OGTT uygulanırken; kişiler bu test öncesinde üç gün süre ile karbonhidrat zengini bir beslenme düzeni önerilir. Akşam 21:00’den sonra bir şey tüketilmemesi gerekir. İlk ölçüm için 12 saatlik bir süreyle aç kalmak gerekir. Ardından ise kişilere 75 gram şeker verilir. Doktor kararı ile 2 ya da 3 saat süresince yarım saat aralıklarla glikoz değerleri incelenir. Bütün ölçümler rapor edilir ve hastanın şeker hastalığı durumu saptanır.

Şeker hastalığı Türkiye’de oldukça yaygın şekilde karşılaşılan kronik bir hastalıktır. Bu hastalık, göz, böbrek gibi organlara zarar verebilir.

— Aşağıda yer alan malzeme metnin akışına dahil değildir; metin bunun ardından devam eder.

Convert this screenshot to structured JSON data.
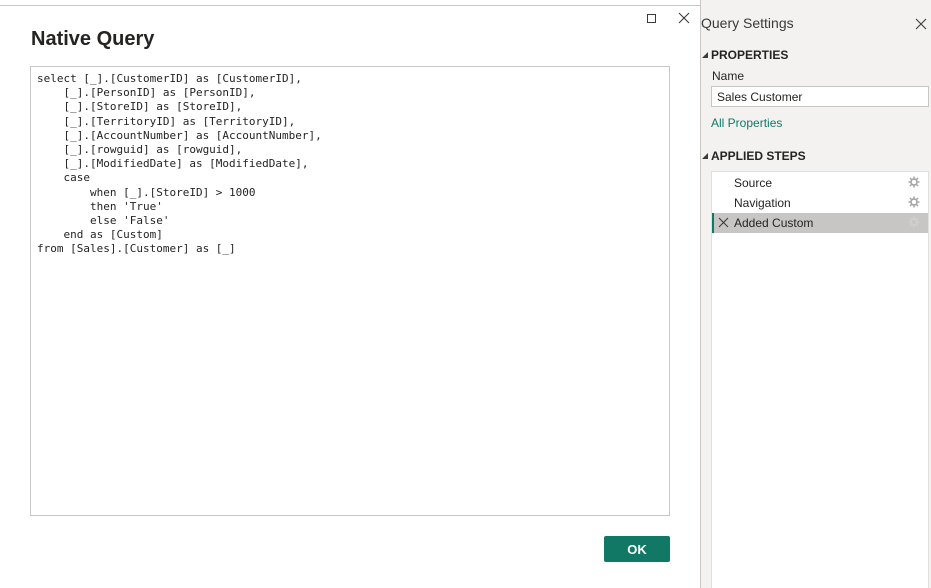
{
  "dialog": {
    "title": "Native Query",
    "query": "select [_].[CustomerID] as [CustomerID],\n    [_].[PersonID] as [PersonID],\n    [_].[StoreID] as [StoreID],\n    [_].[TerritoryID] as [TerritoryID],\n    [_].[AccountNumber] as [AccountNumber],\n    [_].[rowguid] as [rowguid],\n    [_].[ModifiedDate] as [ModifiedDate],\n    case\n        when [_].[StoreID] > 1000\n        then 'True'\n        else 'False'\n    end as [Custom]\nfrom [Sales].[Customer] as [_]",
    "ok_label": "OK",
    "icons": {
      "maximize": "maximize-icon",
      "close": "close-icon"
    }
  },
  "query_settings": {
    "title": "Query Settings",
    "properties_header": "PROPERTIES",
    "name_label": "Name",
    "name_value": "Sales Customer",
    "all_properties_label": "All Properties",
    "applied_steps_header": "APPLIED STEPS",
    "steps": [
      {
        "label": "Source",
        "selected": false
      },
      {
        "label": "Navigation",
        "selected": false
      },
      {
        "label": "Added Custom",
        "selected": true
      }
    ]
  },
  "colors": {
    "accent": "#117865",
    "pane_background": "#f3f2f1",
    "selected_step": "#c8c6c4"
  }
}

Bu sebeple de özellikle de hamilelik süresince ‘’iki kişiyi ilgilendiren hasarları‘’ ele alınırsa önlem almanın önemi ortaya çıkacaktır.

Hamilelikte şeker yükleme testi gebeliğin 24-28. haftalarında uygulanır. Hamile anne adayına 50 gram şeker içerikli sıvılar verilir ve ölçüm yapılır. OGTT olarak geçen şeker yükleme testinin hamilelik sürecinde uygulanmasındaki hedef glikoz düzeyinin anne vücudunda denge içerisinde tutulup tutulmadığını ortaya koymaktır.

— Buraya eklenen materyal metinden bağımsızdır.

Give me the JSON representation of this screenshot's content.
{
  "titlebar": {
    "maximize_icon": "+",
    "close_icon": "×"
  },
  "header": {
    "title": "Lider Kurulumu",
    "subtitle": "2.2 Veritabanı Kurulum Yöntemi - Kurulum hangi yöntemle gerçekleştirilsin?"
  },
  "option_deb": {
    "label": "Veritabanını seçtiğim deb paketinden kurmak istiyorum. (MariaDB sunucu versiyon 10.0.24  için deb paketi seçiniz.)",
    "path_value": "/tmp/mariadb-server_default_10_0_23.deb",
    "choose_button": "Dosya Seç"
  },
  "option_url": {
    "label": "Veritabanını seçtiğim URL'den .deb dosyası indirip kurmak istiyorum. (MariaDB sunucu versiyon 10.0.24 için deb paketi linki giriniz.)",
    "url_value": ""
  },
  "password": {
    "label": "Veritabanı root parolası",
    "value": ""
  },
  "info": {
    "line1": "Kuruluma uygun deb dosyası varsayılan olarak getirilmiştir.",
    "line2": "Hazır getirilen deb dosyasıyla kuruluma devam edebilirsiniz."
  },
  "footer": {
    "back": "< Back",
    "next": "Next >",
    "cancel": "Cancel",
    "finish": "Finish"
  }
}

Şeker yükleme testi testi ardından hamileliğe bağlı şeker hastalığı teşhisi konulur ise farklı tedavi yöntemleri uygulanabilir. Eğer tedbir alınmıyor ise; bebeğin daha erken dünyaya gelmesine, anne için ciddi sağlık sorunlarının meydana gelmesine, olması gerekenden büyük bebeklerin dünyaya gelmesine, bebeğin dünyaya geldikten hemen sonra aşırı düşük şeker sendromu yani, hipoglisemili doğmasına kadar ciddi problemler ortaya çıkabilir.
OGTT yapımı çok kolaydır ve aynı gün içerisinde sonuç alınabilir.

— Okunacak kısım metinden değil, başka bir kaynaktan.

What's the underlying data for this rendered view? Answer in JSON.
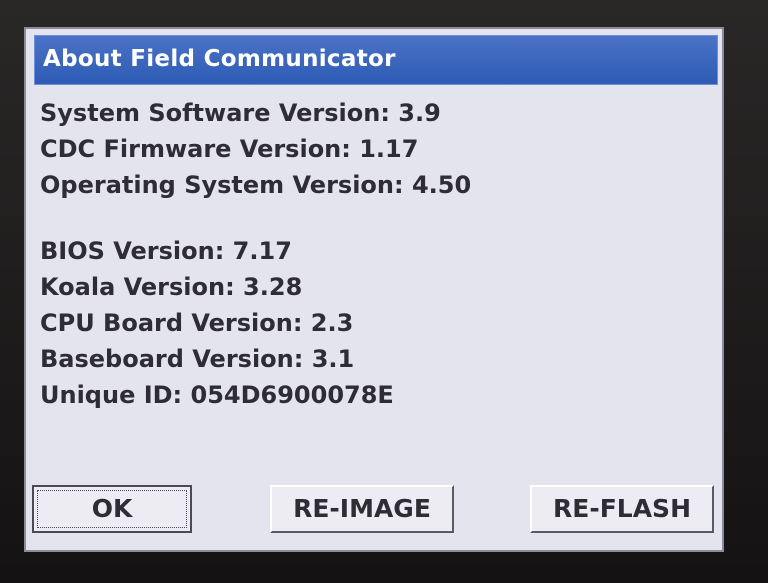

Çeşitli hamile kadınlarda plasentadan salgılanan hormonlar sebebiyle, hamileliğin ortalama 24-26. haftaları ardından şeker metabo­lizmasında bozukluklar meydana gelir. Bu­nun neticesi hamilelerin kan şeker düzeyi artar. Şeker yüksekliği, uzun bir dönem sürerse hamilelik esnasında ve doğum ardından, bebekte çeşitli ciddi problemlere yol açabilir.

Bu sebeple özellikle başta ailesinde şeker hastalığı öyküsü olan hamile kadınlar ve kilolu hamileler olmak üzere, bütün hamilelerde 24.-26. haftalar içerisinde 50 gr glukoz verile­rek 1 saatilik yükleme testi ile tarama gerçekleştirilir. Tarama testinde şeker seviyesi 140 gr.’ı geçen hamilelere, asıl teşhisi koymak için 3 saatlik test yapılır. Bu testin neticesinde hamilelik şekeri teşhisi konan hamileler, önce beslenme düzenlerinin değiştirilmesi ile tedavi edilmeye çalışılır. Di­yetle şeker seviyesi düşmeyen hastalara ise insülin tedavisi yapılabilir.

Hamilelikte şeker yükleme testi zararlı mıdır?

Gebelerde şeker yükleme testinin anne ve bebek sağlığı bakımında zararlı olup olmadığı oldukça tartışılan bir konudur. Gebelikte anne ve bebek sağlığı bakımından istenmeyen en büyük durum, gebelikte şekerdir.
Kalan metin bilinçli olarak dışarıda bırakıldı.